Since January, Ontario pharmacists have been allowed to treat and prescribe for 13 common illnesses. In October, this program was expanded to include six more ailments. Allowing pharmacists to prescribe for minor conditions has made it more convenient for people to access care and for doctors to have more time for patients with more complex needs.
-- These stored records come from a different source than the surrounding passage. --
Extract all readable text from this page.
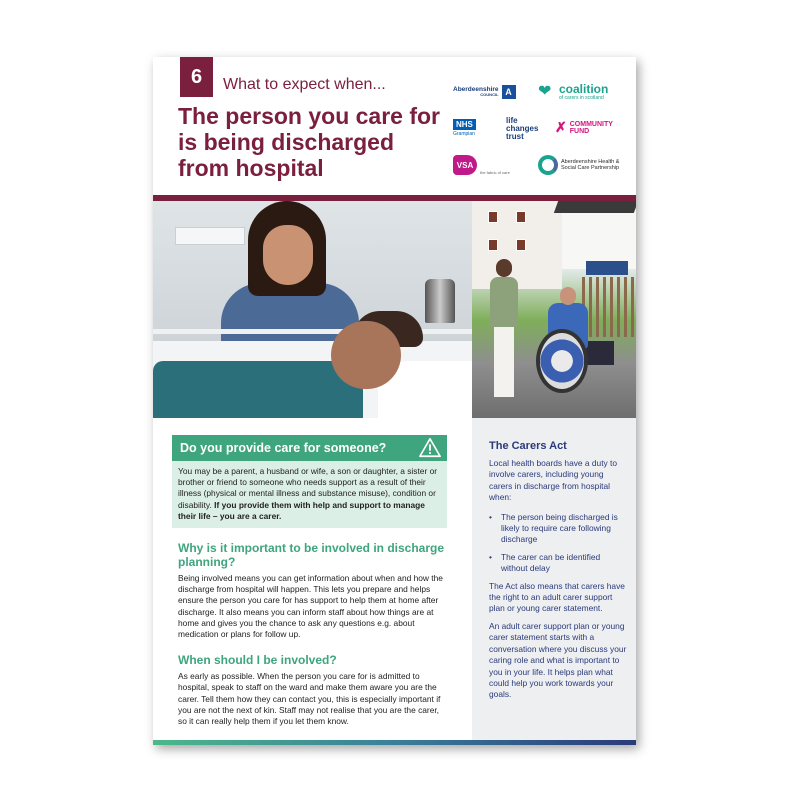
6	What to expect when...
The person you care for is being discharged from hospital
Aberdeenshire
COUNCIL A ❤ coalition
of carers in scotland
NHS
Grampian
life changes trust
✗ COMMUNITY FUND
VSA
the fabric of care
Aberdeenshire Health & Social Care Partnership
Do you provide care for someone?
You may be a parent, a husband or wife, a son or daughter, a sister or brother or friend to someone who needs support as a result of their illness (physical or mental illness and substance misuse), condition or disability. If you provide them with help and support to manage their life – you are a carer.
Why is it important to be involved in discharge planning?
Being involved means you can get information about when and how the discharge from hospital will happen. This lets you prepare and helps ensure the person you care for has support to help them at home after discharge. It also means you can inform staff about how things are at home and gives you the chance to ask any questions e.g. about medication or plans for follow up.
When should I be involved?
As early as possible. When the person you care for is admitted to hospital, speak to staff on the ward and make them aware you are the carer. Tell them how they can contact you, this is especially important if you are not the next of kin. Staff may not realise that you are the carer, so it can really help them if you let them know.
The Carers Act
Local health boards have a duty to involve carers, including young carers in discharge from hospital when:
• The person being discharged is likely to require care following discharge
• The carer can be identified without delay
The Act also means that carers have the right to an adult carer support plan or young carer statement.
An adult carer support plan or young carer statement starts with a conversation where you discuss your caring role and what is important to you in your life. It helps plan what could help you work towards your goals.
The 19 common ailments include:

  • acne
  • canker sores
  • diaper rash
  • yeast infections
  • parasitic worms (pinworms and threadworms)
  • nausea and vomiting in pregnancy
  • hay fever (allergic rhinitis)
  • oral thrush (candidal stomatitis)
  • pink eye (conjunctivitis; bacterial, allergic and viral)
  • dermatitis (atopic, eczema, allergic and contact)
  • menstrual cramps (dysmenorrhea)
  • acid reflux (gastroesophageal reflux disease, GERD)
  • hemorrhoids
  • cold sores (herpes labialis)
  • impetigo
  • insect bites and hives
  • tick bites (post-exposure prophylaxis to prevent Lyme disease)
  • sprains and strains (musculoskeletal)
  • urinary tract infections (UTIs)

This service has been very successful with over 400,000 assessments so far.

Things to note:

  • Care is faster, more expedient, and closer to home.
  • Community clinic and hospital wait times have been reduced.
  • Length of stays for emergency department admissions has decreased.
  • Before visiting, confirm the service is offered at your pharmacy.
  • Ontario Health card covers cost of service.
  • Cost of prescribed medications is responsibility of patients or their drug benefit plan.
  • Some injection and inhalation treatments, such as travel vaccines, or osteoporosis treatment may also be offered.
  • Paxlovid (antiviral treatment) may be offered at some pharmacies.